My thought would be to pile up a deep windrow of, say, manure and wood chips, in a mix that doesn't get hot enough to kill worms. If it takes a while to do this, perhaps let potatoes grow vines out the sides of the windrow. Leave a deep straw mulch, and grow winter squash in it. Plant root veggies like rutabaga and mangelwurzel as the squash dies back, maybe radish nearer the chickens. Innoculate the end facing the chickens with worms. When they start to need it, give the chickens access to that end of the windrow. As they scratch for worms, they undermine the vegetables, which fall into their reach.
It would help if this all were on a slope that helped the chickens really clear the windrow down to the ground. Twigs placed straight up in the windrow might also help keep a sheer face, although it might take years of experimentation to get this system really running smoothly. It might be worthwhile to have a "hot" core in a windrow that's mostly pure browns. It might be necessary to chop up the squash vines, or build little clamps to keep them preserved until the chickens harvest them. It might be worthwhile to place a fence over the top after the squash have finished flowering, so that chickens don't find their way up and clear off the top too early.

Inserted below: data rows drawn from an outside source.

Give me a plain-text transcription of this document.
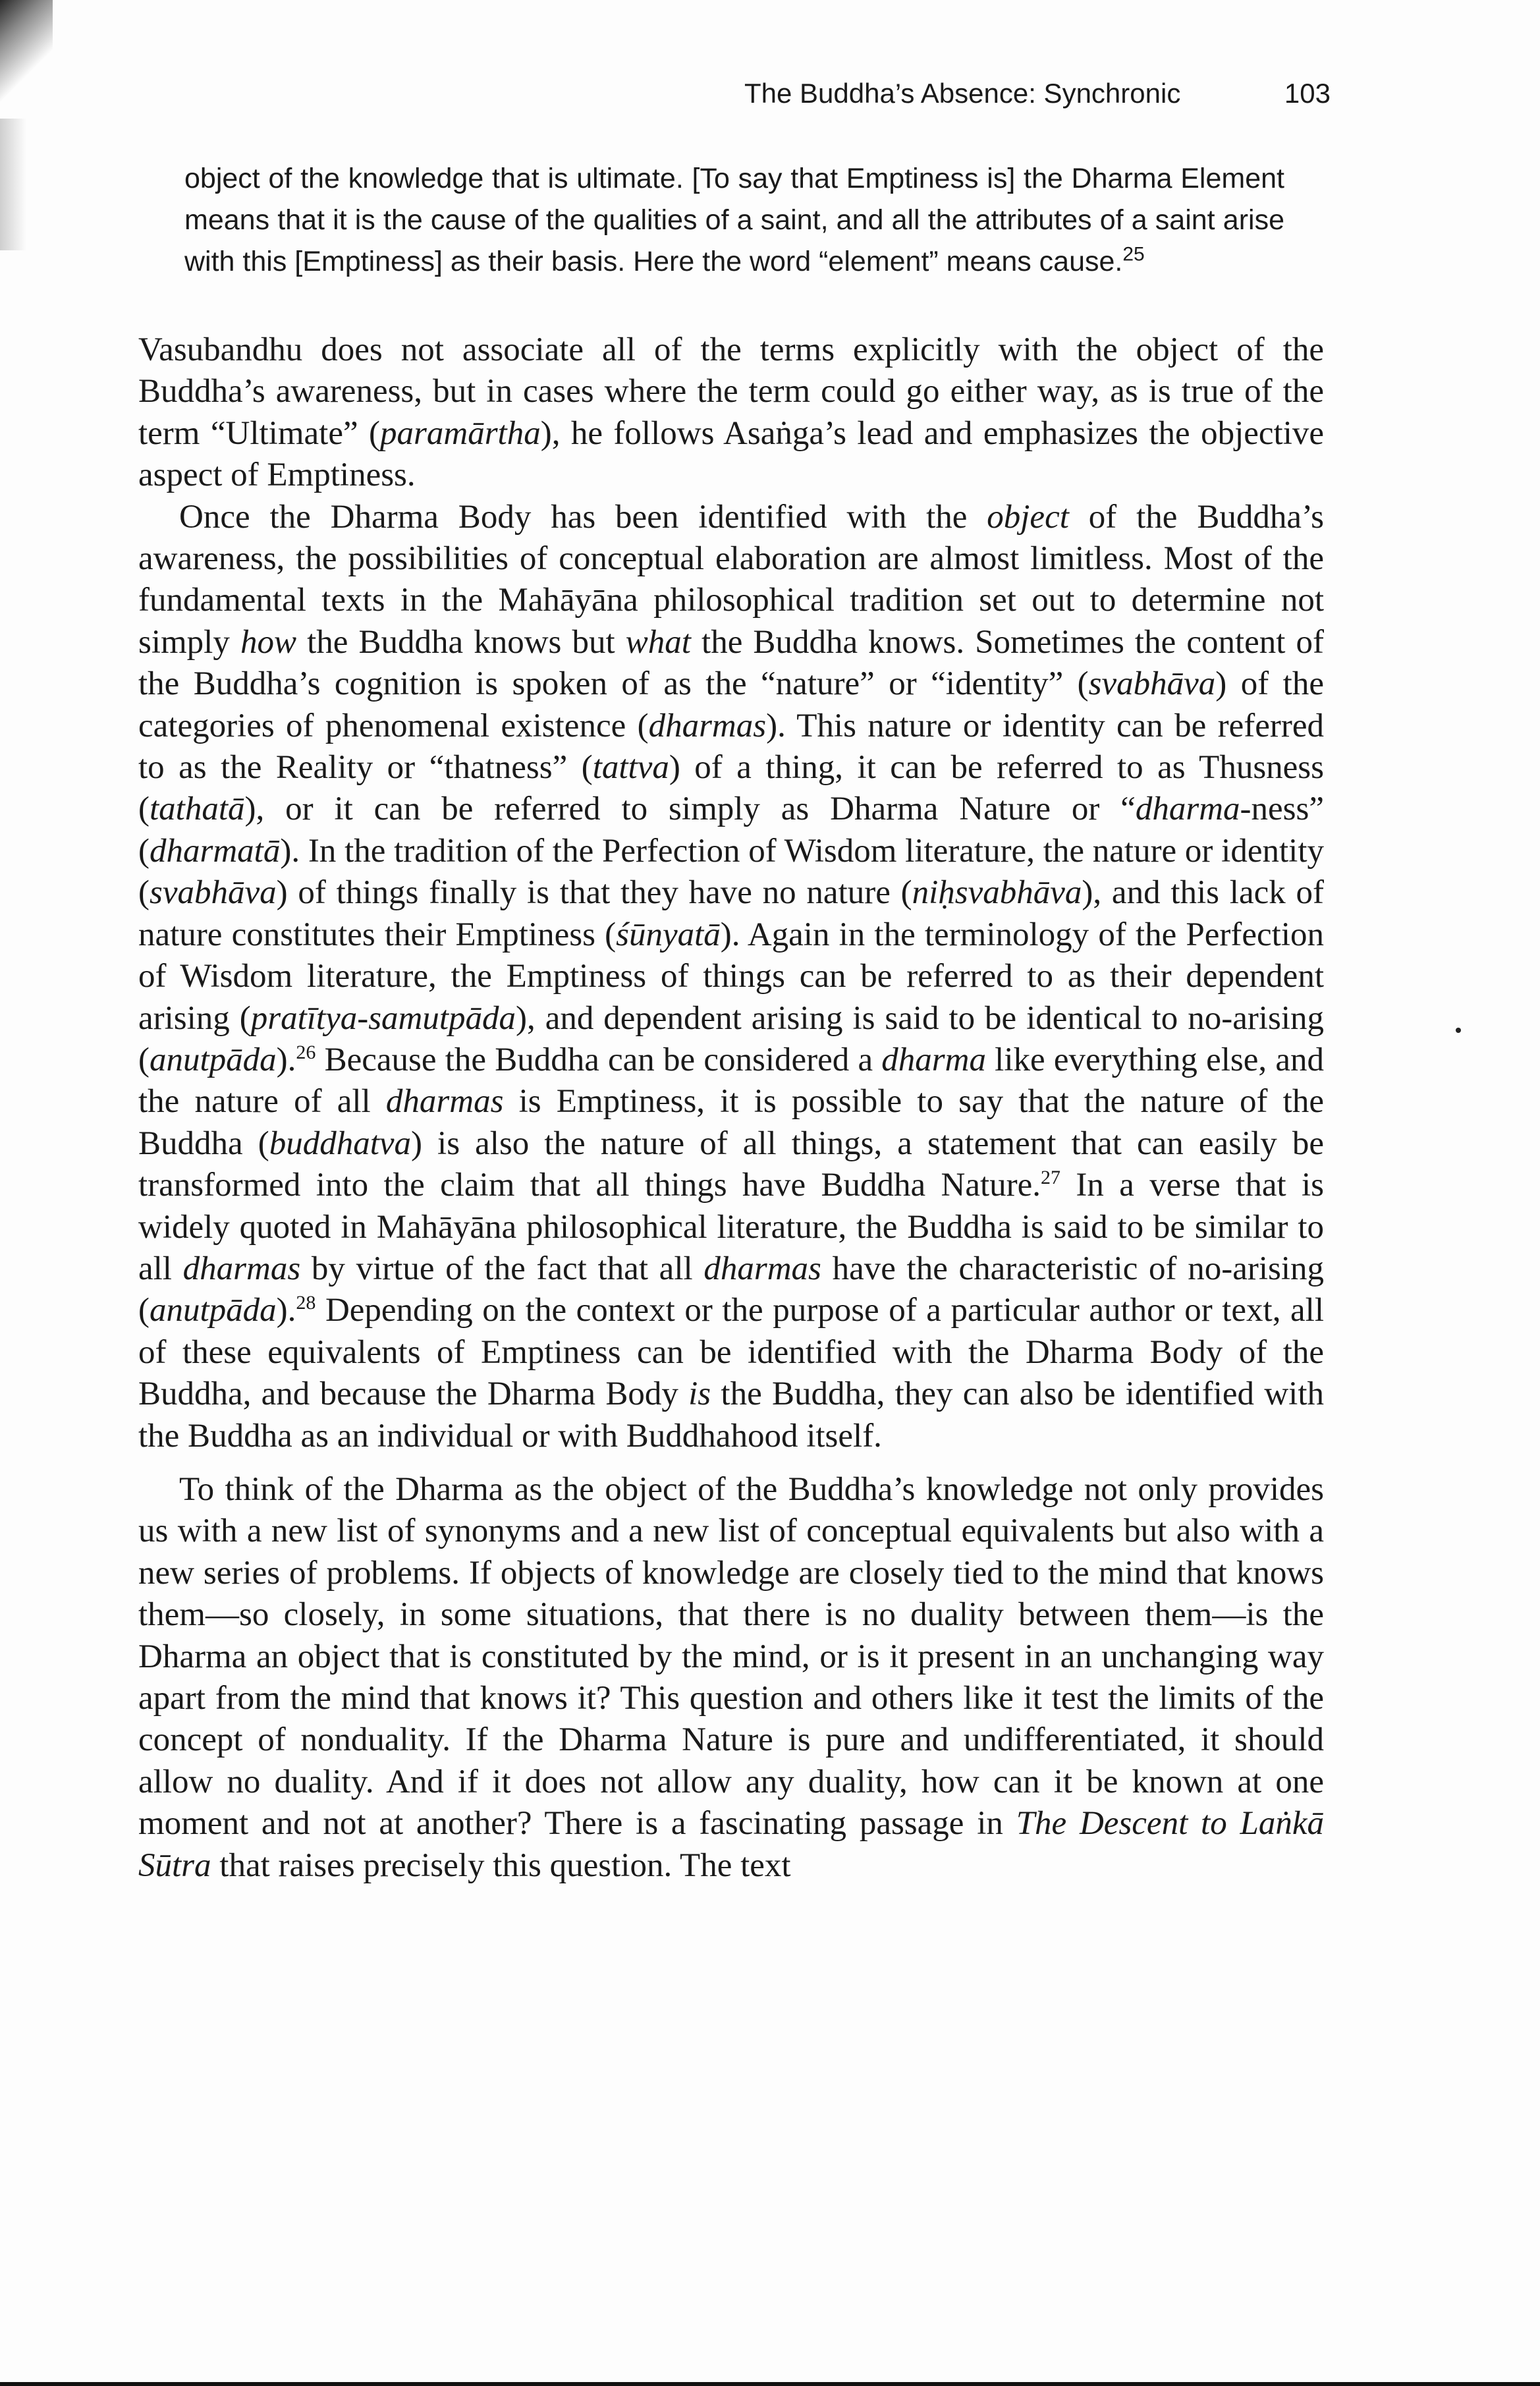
The Buddha’s Absence: Synchronic	103

object of the knowledge that is ultimate. [To say that Emptiness is] the Dharma Element means that it is the cause of the qualities of a saint, and all the attributes of a saint arise with this [Emptiness] as their basis. Here the word “element” means cause.$^{25}$

Vasubandhu does not associate all of the terms explicitly with the object of the Buddha’s awareness, but in cases where the term could go either way, as is true of the term “Ultimate” (paramārtha), he follows Asaṅga’s lead and emphasizes the objective aspect of Emptiness.

Once the Dharma Body has been identified with the object of the Buddha’s awareness, the possibilities of conceptual elaboration are almost limitless. Most of the fundamental texts in the Mahāyāna philosophical tradition set out to determine not simply how the Buddha knows but what the Buddha knows. Sometimes the content of the Buddha’s cognition is spoken of as the “nature” or “identity” (svabhāva) of the categories of phenomenal existence (dharmas). This nature or identity can be referred to as the Reality or “thatness” (tattva) of a thing, it can be referred to as Thusness (tathatā), or it can be referred to simply as Dharma Nature or “dharma-ness” (dharmatā). In the tradition of the Perfection of Wisdom literature, the nature or identity (svabhāva) of things finally is that they have no nature (niḥsvabhāva), and this lack of nature constitutes their Emptiness (śūnyatā). Again in the terminology of the Perfection of Wisdom literature, the Emptiness of things can be referred to as their dependent arising (pratītya-samutpāda), and dependent arising is said to be identical to no-arising (anutpāda).$^{26}$ Because the Buddha can be considered a dharma like everything else, and the nature of all dharmas is Emptiness, it is possible to say that the nature of the Buddha (buddhatva) is also the nature of all things, a statement that can easily be transformed into the claim that all things have Buddha Nature.$^{27}$ In a verse that is widely quoted in Mahāyāna philosophical literature, the Buddha is said to be similar to all dharmas by virtue of the fact that all dharmas have the characteristic of no-arising (anutpāda).$^{28}$ Depending on the context or the purpose of a particular author or text, all of these equivalents of Emptiness can be identified with the Dharma Body of the Buddha, and because the Dharma Body is the Buddha, they can also be identified with the Buddha as an individual or with Buddhahood itself.

To think of the Dharma as the object of the Buddha’s knowledge not only provides us with a new list of synonyms and a new list of conceptual equivalents but also with a new series of problems. If objects of knowledge are closely tied to the mind that knows them—so closely, in some situations, that there is no duality between them—is the Dharma an object that is constituted by the mind, or is it present in an unchanging way apart from the mind that knows it? This question and others like it test the limits of the concept of nonduality. If the Dharma Nature is pure and undifferentiated, it should allow no duality. And if it does not allow any duality, how can it be known at one moment and not at another? There is a fascinating passage in The Descent to Laṅkā Sūtra that raises precisely this question. The text
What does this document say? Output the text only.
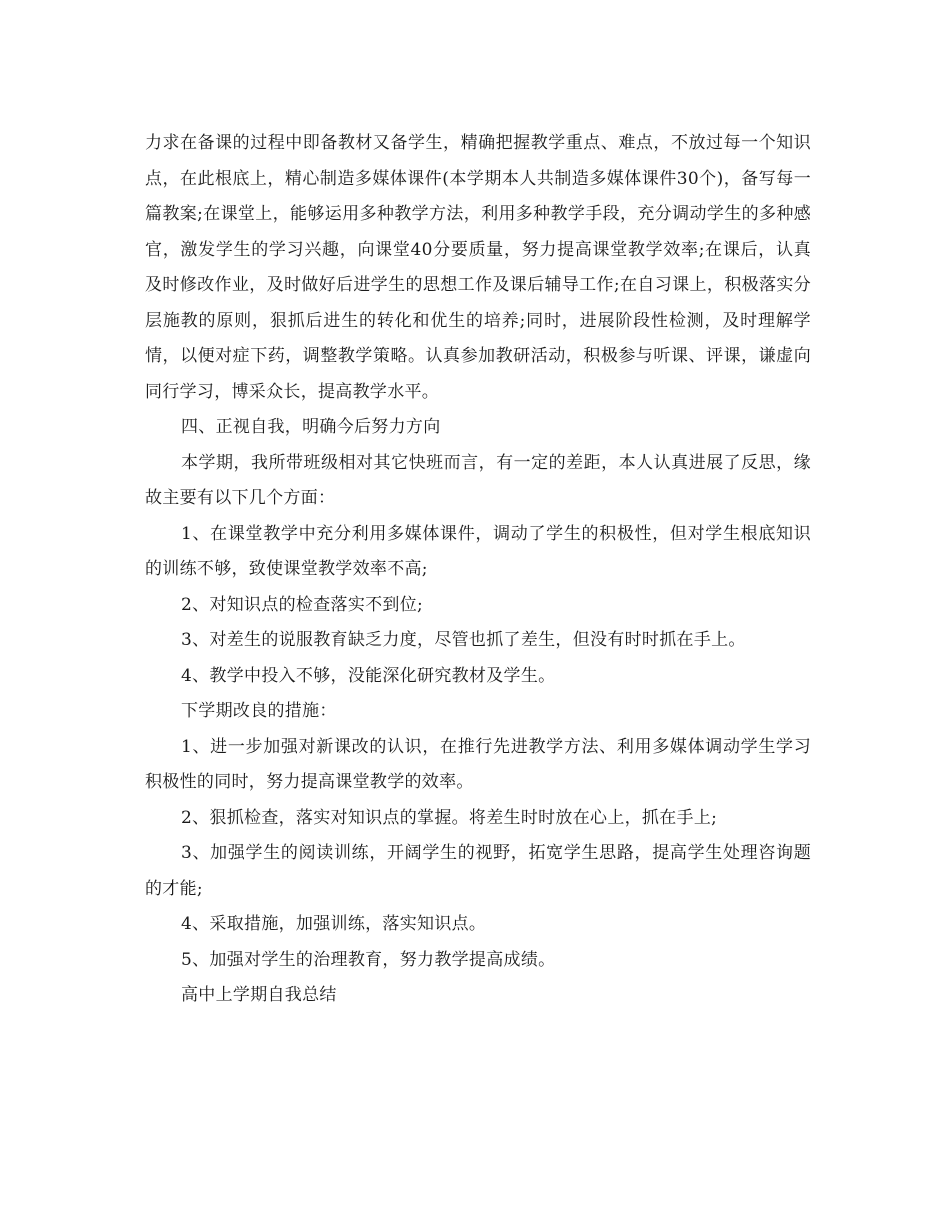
力求在备课的过程中即备教材又备学生，精确把握教学重点、难点，不放过每一个知识点，在此根底上，精心制造多媒体课件(本学期本人共制造多媒体课件30个)，备写每一篇教案;在课堂上，能够运用多种教学方法，利用多种教学手段，充分调动学生的多种感官，激发学生的学习兴趣，向课堂40分要质量，努力提高课堂教学效率;在课后，认真及时修改作业，及时做好后进学生的思想工作及课后辅导工作;在自习课上，积极落实分层施教的原则，狠抓后进生的转化和优生的培养;同时，进展阶段性检测，及时理解学情，以便对症下药，调整教学策略。认真参加教研活动，积极参与听课、评课，谦虚向同行学习，博采众长，提高教学水平。

四、正视自我，明确今后努力方向

本学期，我所带班级相对其它快班而言，有一定的差距，本人认真进展了反思，缘故主要有以下几个方面：

1、在课堂教学中充分利用多媒体课件，调动了学生的积极性，但对学生根底知识的训练不够，致使课堂教学效率不高;

2、对知识点的检查落实不到位;

3、对差生的说服教育缺乏力度，尽管也抓了差生，但没有时时抓在手上。

4、教学中投入不够，没能深化研究教材及学生。

下学期改良的措施：

1、进一步加强对新课改的认识，在推行先进教学方法、利用多媒体调动学生学习积极性的同时，努力提高课堂教学的效率。

2、狠抓检查，落实对知识点的掌握。将差生时时放在心上，抓在手上;

3、加强学生的阅读训练，开阔学生的视野，拓宽学生思路，提高学生处理咨询题的才能;

4、采取措施，加强训练，落实知识点。

5、加强对学生的治理教育，努力教学提高成绩。

高中上学期自我总结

"the qualities of these bacteria, like the heat of the sun, electricity, or the qualities of metals, are part of the storehouse of knowledge of all men. They are manifestations of the laws of nature, free to all men and reserved exclusively to none." SCOTUS, Funk Bros. Seed Co. v. Kale Inoculant Co.
For the center of the pile to get hot, it will need oxygen. So you might run a pipe in there to bring in the oxygen. But that air is damn cold! So it cools your pile so that it doesn't get hot enough. But wait! That isn't a very accurate scenario ....
Jean Pain's piles were super huge and kept a good hot temp all winter. Although I'm not sure how cold his winters would get. But it does seem that with a massive enough pile, the inside should be insulated enough to keep a certain amount of warmitude. But! Now that you have a warm center, it does seem reasonable that there will be critters thriving at just the right temp between the too-cold outside and the too-hot inside. But! (again) - it would seem that the temp would have to hold moderately steady to get the whole reproduction thing working. And will the chickens scratching at the pile change that?
I guess I have to say that my feeble brain is not coming up with much in a solution space here.